Let $a>0$, $f\in C^\infty(\mathbb{R}^d)$ and $f_a\in C^\infty(\mathbb{R}^d)$ defined by $$ f_a(x):= f\left(\frac{x}{a}\right). $$ Denoting by $B_s$ the ball of center $0\in \mathbb{R}^d$ and radius $s$.
Is it the $L^\infty$ norm of $\Delta f_a$ on $B_a$ equal to $a^{-2}\| \Delta f \|_{L^\infty (B_1) }$ or $\| \Delta f \|_{L^\infty (B_1) }$ ?
More precisely, $$ \| \Delta f_a \|_{L^\infty (B_a) }= \left\{ \begin{aligned} a^{-2}\| \Delta f \|_{L^\infty (B_1) } \\[4pt] or \\[4pt] \| \Delta f \|_{L^\infty (B_1) } \end{aligned} \right. \qquad ? $$
My confusion become from how can I handle the $\Delta$ operator.
I tried the following: $$ \Delta f_a (x) = \Delta f\left(\frac{x}{a}\right),$$ so doing the change of variable $u=\frac{x}{a}$ I got $$ \Delta f\left(\frac{x}{a}\right) = \Delta f(u),$$ and considering that if $x=a$ then $u=1$, and then I concluded $$ \| \Delta f_a \|_{L^\infty (B_a) } = \| \Delta f \|_{L^\infty (B_1) }. $$
Is it correct ?
There is a mistake in your computation when you write $\Delta f_a(x) = \Delta f(\frac x a)$, which stems from incorrect parenthesis / priorization of operations.
Let us go slowly. You start from you function $f$, from which you define a new function $f_a$, which occurs to be defined by $f_a(x) = f(\frac x a)$. Now you want to compute the Laplacian of $f_a$, $\Delta f_a$ and evaluate it at some point $x$, so you want $(\Delta f_a)(x)$. As a side note, computing $\Delta (f_a(x))$ would not really make sense since $f_a(x)$ is a (fixed) real number, and not a function.

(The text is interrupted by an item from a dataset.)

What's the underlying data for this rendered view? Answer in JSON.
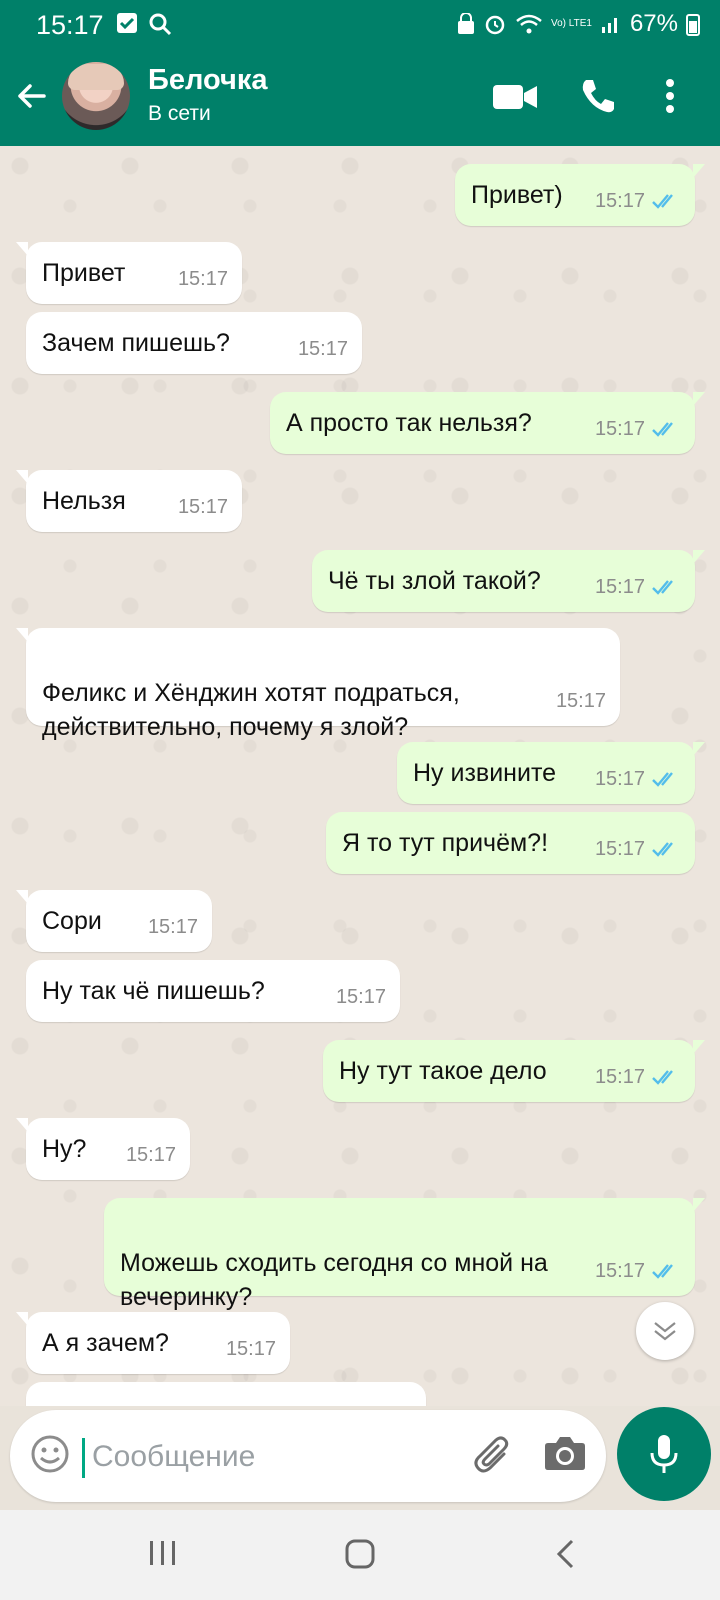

Now, let us compute $\Delta f_a = \partial_{x_1}^2 f_a + \dotsb + \partial_{x_d}^2 f_a$. One way to make things clear is that $f_a = f \circ \sigma$ where $\sigma(x) = \frac{x}{a}$. By the chain rule $$\partial_{x_i} f_a = \partial_{x_i} (f \circ \sigma) = (\partial_{x_i} \sigma) ((\partial_{x_i} f) \circ \sigma) = \frac 1 a (\partial_{x_i} f) \circ \sigma $$ Differentiating once more and summing over $i$, you obtain $\Delta f_a = \frac{1}{a^2} (\Delta f) \circ \sigma$. So the correct version is indeed $$ \| \Delta f_a \|_{L^\infty(B_a)} = \frac 1 {a^2} \| \Delta f \|_{L^\infty(B_1)}. $$
Heuristically, when $a$ is small, you are "concentrating" your function. Such scalings make the derivatives larger, since the function must vary of the same amplitude but on shorter scales. So it is normal to have a $a^{-2}$ factor here for second-order derivatives.